Industrialization of Europe
The Industrial Revolution refers to the greatly increased output of machine-made goods that began in England during the 18th century. Before the Industrial Revolution, people wove textile by hand. Beginning in the middle 1700s, machines did this and other jobs as well. The Industrial Revolution started in England and soon spread to Continental Europe and North America.
Beginning in the early 1700s, large landowners dramatically improved farming methods. These agricultural changes amounted to an agricultural revolution. They eventually paved the way for the Industrial Revolution. After buying up the land of village farmers, wealthy landowners enclosed their land with fences or hedges. The increase in their landholding enabled them to cultivate fields, using new seeding and harvesting methods. Within these larger fields, called enclosures, landowner experimented to discover more productive farming methods to boost crop yields. The enclosure movement had two important results. First, landowners experimented with new agricultural methods.
Second, large landowners forced small farmers to become tenant farmers or to give up farming and move to cities. The seed drill was invented in 1701 and it allowed farmers to sow seeds in well-spaced rows at specific depths. A larger share of the seed germinated, boosting crop yield.
The process of crop rotation proved to be one of the best developments of the scientific farmers. The process improved upon older methods of crop rotation, such as, the medieval three-field system. One year, for example, a farmer might plant a field with wheat, which exhausted soil nutrients. The next year he planted a root crop, such as turnips, to restore nutrients. This might be followed in turn by barley, the clover. These improvements in farming that began in the early 1700s made up an agricultural revolution. As food supplies increased and living conditions improved, England's population mushroomed. An increasing population boosted the demand for food and goods. As farmers lost their land to large enclosed farms, many became factory workers.
The Industrial Revolution begins in England because in addition to large population of workers, the small island country had extensive resources. And Industrial Revolution--the process of developing machine production of goods--required such resources. These natural resources included 1) water power and coal to fuel the new machines; 2) iron ore to construct machines, tools, and buildings; 3) rivers for inland transportation; 4) harbors from which its merchant ships set sail.

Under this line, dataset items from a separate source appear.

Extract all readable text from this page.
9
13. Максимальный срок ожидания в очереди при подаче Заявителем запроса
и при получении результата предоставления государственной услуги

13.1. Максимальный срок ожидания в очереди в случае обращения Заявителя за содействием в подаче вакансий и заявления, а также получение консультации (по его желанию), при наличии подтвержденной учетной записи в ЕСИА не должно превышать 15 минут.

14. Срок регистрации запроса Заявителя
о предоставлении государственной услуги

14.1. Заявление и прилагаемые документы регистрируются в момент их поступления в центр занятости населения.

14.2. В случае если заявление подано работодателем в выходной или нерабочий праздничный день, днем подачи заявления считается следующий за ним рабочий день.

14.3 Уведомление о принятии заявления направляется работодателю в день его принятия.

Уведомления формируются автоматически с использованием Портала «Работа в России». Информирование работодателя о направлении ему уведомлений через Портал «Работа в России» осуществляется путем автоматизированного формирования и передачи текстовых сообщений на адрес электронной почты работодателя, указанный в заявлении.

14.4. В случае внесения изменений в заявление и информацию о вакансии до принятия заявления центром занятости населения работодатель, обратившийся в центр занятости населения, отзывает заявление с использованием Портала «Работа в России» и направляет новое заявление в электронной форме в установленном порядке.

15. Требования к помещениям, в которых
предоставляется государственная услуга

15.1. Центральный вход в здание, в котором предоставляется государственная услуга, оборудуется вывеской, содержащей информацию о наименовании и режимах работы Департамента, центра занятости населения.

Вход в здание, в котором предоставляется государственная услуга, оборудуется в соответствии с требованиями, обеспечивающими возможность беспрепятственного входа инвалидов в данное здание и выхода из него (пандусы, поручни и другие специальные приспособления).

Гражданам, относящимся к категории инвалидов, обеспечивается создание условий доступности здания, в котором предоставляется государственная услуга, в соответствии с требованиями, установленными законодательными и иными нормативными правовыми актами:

Industrialization widened the gap between industrialization and non-industrialization countries, even while it strengthened their economic ties. The impact of Industrialization of Europe called for industrialized countries to get more raw materials. This cause these nations to look for colonies thus the beginning of another age, The Age of Imperialism. The impact on the industrialization of Europe had on the people Asia, Africa, and the Middle East is that these regions became the colonies to the industrialized nations. Not only did these countries provided with the appropriate raw materials but also the cheep labor for running the factories of the industrialized nations.